Forms twist, contort, confront, explode in colourful celebration or are muted in quietness or reverence. Whatever these forms are – human, animal, spirit or gods – they undeniably demand attention, insisting that your eye follow them along the path of the canvas, wherein lies their journey or domain. Such is the force of Gopal Jayaraman’s artwork, that characters he engages seem to have a life within and larger than the drawing or painting surface.
Gopal J’s work is imbued with an ever present sense of spirituality and intangibility which often cannot be seen but only felt through belief. There seems to be an imperceptible whispering between the various creations in his works which is not communicated through words but expressions and silent communion. We feel drawn, as onlookers, to pay attention to what is being observed, keen to overhear what the forms are intimating to each other. This no doubt stems from Gopal J’s own sense and awareness of the spiritual and higher, unseen realms that influence his own beliefs and daily actions. He tries to capture for himself, and us, a sense of divine and interconnectedness of all living things that often escape many of us as we rush around in our daily lives. This is often not a popular choice of topic in the business of contemporary visual arts, and yet I have rarely seen people unmoved Jayaraman’s work – not in the vein of an exotic cultural depictions – but by the sheer force and beauty of Gopal J’s works.

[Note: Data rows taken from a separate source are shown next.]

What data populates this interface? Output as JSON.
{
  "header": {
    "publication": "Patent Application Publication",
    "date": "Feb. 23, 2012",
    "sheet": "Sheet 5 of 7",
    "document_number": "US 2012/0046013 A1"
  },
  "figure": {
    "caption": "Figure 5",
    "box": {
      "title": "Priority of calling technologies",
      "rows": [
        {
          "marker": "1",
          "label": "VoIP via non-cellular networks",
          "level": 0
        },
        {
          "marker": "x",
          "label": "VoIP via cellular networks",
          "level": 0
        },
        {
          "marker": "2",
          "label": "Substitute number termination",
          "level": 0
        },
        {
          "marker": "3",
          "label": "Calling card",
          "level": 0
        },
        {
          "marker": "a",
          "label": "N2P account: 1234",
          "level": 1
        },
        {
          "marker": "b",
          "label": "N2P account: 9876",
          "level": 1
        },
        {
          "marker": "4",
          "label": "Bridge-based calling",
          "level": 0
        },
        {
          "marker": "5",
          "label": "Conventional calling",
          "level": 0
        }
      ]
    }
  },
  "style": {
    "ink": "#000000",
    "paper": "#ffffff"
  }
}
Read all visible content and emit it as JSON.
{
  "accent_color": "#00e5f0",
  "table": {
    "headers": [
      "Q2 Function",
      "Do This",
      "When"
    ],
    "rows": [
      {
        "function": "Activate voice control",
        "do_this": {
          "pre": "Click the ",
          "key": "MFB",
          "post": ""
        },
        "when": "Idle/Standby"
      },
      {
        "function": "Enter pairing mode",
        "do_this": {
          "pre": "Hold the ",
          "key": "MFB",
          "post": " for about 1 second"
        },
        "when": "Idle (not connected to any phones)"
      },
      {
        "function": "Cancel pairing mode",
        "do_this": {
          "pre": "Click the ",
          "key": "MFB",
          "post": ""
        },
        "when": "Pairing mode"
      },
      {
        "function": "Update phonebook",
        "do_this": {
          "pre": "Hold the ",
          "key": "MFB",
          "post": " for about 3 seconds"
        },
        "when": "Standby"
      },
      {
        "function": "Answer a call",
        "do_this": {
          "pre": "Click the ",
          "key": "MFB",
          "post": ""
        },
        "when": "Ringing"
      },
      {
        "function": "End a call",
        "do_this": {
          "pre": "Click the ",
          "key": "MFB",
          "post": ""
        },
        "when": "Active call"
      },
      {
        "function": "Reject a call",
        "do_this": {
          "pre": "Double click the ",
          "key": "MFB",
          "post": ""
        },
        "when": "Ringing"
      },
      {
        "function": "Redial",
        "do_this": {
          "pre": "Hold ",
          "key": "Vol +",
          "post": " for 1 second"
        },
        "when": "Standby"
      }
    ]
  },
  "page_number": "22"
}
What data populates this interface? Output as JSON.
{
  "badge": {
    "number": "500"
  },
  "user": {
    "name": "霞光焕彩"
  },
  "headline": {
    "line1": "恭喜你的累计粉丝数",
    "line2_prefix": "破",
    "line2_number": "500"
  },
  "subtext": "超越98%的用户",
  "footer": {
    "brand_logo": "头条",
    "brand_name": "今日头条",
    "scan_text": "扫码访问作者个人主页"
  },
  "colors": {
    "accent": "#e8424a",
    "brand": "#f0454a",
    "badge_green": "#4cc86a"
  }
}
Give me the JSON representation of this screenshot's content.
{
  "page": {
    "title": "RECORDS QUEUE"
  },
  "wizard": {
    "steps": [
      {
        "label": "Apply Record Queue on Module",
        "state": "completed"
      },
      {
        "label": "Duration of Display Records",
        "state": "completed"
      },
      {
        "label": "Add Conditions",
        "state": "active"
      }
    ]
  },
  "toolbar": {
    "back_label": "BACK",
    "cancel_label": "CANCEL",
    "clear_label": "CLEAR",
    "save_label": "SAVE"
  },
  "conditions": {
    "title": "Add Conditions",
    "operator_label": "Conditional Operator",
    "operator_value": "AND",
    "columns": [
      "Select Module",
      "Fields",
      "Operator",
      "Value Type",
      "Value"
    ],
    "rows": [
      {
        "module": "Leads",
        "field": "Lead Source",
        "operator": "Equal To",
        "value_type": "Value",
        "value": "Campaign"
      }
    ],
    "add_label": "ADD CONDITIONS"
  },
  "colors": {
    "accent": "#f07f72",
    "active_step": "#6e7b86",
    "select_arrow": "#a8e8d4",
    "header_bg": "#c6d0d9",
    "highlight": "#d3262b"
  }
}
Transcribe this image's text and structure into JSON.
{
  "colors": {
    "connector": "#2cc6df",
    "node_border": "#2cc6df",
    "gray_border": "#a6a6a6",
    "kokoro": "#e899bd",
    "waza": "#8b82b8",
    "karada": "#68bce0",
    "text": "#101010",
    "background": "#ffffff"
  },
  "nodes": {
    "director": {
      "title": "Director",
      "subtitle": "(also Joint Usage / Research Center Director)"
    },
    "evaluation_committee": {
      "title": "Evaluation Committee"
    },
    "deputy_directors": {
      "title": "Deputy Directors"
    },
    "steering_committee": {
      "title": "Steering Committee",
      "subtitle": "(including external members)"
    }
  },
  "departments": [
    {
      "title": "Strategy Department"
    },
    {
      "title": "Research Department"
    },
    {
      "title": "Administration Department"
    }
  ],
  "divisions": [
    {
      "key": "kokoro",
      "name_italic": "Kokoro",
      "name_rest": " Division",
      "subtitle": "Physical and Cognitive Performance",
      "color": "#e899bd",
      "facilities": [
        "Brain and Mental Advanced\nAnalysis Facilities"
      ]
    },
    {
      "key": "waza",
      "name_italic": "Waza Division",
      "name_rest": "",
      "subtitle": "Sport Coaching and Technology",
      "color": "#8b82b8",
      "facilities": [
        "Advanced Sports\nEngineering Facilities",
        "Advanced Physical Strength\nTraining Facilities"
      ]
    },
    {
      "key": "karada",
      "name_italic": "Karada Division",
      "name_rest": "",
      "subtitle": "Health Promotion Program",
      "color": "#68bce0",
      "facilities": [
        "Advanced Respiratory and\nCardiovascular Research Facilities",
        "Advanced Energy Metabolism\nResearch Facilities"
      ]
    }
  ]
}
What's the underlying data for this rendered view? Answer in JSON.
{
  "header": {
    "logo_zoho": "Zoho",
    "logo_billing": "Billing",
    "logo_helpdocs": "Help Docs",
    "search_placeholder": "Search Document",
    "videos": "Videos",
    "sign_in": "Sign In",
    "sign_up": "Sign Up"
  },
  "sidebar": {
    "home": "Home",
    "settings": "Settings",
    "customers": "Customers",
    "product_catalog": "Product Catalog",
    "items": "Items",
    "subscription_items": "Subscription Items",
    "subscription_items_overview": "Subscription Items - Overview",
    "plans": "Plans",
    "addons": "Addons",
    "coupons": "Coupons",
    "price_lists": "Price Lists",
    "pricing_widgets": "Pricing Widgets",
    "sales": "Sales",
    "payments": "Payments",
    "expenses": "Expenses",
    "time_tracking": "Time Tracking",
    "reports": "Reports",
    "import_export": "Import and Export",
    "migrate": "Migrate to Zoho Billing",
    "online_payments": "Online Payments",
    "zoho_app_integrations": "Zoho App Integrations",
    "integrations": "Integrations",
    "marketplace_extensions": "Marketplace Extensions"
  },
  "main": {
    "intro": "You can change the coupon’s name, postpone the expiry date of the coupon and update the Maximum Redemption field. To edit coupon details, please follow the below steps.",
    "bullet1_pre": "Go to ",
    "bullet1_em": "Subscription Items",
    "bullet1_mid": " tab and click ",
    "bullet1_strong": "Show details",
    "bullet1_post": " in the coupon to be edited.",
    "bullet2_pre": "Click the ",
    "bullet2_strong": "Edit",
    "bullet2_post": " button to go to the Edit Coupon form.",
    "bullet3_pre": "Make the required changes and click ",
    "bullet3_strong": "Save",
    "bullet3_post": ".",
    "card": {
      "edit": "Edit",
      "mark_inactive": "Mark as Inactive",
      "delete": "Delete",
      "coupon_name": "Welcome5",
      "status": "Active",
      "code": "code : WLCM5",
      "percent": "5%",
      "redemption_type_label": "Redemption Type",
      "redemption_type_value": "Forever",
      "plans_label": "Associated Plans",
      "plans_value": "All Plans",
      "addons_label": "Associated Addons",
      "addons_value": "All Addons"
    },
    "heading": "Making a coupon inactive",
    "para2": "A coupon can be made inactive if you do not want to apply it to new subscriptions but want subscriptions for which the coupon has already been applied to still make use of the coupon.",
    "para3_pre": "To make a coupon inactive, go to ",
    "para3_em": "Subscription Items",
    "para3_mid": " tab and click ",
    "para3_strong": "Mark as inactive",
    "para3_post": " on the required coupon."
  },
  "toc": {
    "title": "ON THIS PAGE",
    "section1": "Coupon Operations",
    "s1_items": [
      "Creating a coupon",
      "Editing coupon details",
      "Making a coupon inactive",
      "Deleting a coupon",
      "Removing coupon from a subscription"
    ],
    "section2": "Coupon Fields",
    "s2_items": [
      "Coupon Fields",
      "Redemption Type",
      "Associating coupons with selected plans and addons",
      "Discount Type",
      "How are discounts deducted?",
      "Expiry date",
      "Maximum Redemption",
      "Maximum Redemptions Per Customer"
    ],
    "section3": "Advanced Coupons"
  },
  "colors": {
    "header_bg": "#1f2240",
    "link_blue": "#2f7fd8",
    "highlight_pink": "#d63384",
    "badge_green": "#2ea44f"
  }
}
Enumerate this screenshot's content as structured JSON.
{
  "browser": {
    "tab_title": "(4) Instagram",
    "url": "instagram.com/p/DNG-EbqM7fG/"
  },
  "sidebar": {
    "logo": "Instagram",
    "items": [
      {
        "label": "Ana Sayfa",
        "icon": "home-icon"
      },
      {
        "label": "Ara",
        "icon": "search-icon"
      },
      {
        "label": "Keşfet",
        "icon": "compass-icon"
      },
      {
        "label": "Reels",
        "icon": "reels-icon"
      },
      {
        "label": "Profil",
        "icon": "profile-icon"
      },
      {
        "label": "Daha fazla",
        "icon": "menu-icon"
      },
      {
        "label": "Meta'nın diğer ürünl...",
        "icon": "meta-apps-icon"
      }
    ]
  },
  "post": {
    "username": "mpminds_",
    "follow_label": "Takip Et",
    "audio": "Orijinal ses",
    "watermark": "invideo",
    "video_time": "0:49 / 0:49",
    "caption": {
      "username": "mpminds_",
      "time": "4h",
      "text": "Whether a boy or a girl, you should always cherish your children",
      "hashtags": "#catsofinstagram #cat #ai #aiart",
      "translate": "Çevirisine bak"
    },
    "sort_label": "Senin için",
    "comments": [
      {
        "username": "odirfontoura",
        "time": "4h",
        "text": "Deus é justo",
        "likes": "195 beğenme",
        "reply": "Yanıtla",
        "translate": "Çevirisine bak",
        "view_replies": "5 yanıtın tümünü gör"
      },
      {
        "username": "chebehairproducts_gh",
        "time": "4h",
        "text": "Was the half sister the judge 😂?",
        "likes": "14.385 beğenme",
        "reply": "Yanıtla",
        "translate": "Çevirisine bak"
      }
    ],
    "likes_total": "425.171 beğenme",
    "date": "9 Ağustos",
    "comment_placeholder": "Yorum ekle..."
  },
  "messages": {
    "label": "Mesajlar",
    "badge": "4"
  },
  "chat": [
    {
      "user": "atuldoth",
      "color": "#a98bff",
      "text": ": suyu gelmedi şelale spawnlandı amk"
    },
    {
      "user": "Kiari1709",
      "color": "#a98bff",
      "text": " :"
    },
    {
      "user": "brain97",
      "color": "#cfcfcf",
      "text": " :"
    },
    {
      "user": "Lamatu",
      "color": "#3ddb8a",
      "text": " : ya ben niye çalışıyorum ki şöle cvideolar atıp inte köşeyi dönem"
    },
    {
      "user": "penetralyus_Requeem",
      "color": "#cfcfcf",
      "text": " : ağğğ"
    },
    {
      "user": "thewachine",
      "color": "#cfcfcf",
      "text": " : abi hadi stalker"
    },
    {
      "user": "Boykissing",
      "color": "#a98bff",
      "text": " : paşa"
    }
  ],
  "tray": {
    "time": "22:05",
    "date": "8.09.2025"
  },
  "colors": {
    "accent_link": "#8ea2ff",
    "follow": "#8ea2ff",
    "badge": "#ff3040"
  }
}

The intricacy of his designs, both Indian and African, instill a sense of sustained adoration and religiosity. Painted in gold and silver, such designs adorn the surface reminding one of religious paintings and architectural design from the world’s oldest cultures. At the same time they give a sense of playfulness to his surface, which is often marked by bold colourful strokes of thick acrylic paint or washes of transparent colour which flood his scenes, sometimes in quiet contemplation or in passionate supplication. Gopal J is deceptively skillful in managing to control his busy compositions be they in full colour or rendered in minute detailed black and white ink drawings. His ability to control the lighter ethereal planes, the lower darker realms and middle planes of colour and human activity add depth to his worlds which are never straightforwardly separated but are always interwoven and interconnected. One is aware of the harmony between various subjects and elements – from gods to humans to animals – and between line, paint, space and material.
It is hard not to compare Gopal J’s style to that of South African visual artist Dumile Feni in terms of the contorted figures, the simplicity and sometimes ease of line, but whereas Feni’s early iconic township artworks portray characters with a sense of ‘tortured ness’ of line and form, Jayaraman’s forms are more at peace with themselves, their environments and their belief systems. His forms often command and dominate their other worldly space and while it may be tempting to typecast Gopal J’s work as ‘surrealist’ or ‘magical realist’, both of these terms seem inadequate when trying to discuss the infusion of the spiritual with ‘the real’.
Standing in front of Michaelangelo’s Pieta sculpture, one can acknowledge the study of the human forms, the mastery of the material and the evocativeness of the expressions of both mother and sacrificed son. Yet it is the urge to believe, to be seduced into the narrative of the grieving mother for her child that underpins the impulse which roots me before this work. And I find myself similarly seduced by Gopal J’s work. There is something about the qualities of paint that continues to seduce. Perhaps it is the ability to channel creativity and magically transform a piece of white board and canvas into a natural representation or mystical realms, an abstraction of form and colour, an allowance for infinite possibilities and combinations without really any limit by the painting medium itself. Gopal J takes this notion of infinite possibilities and extends it into the conceptual realm, depicting worlds that he sees – and, for a moment, looking at his work, I am allowed to believe.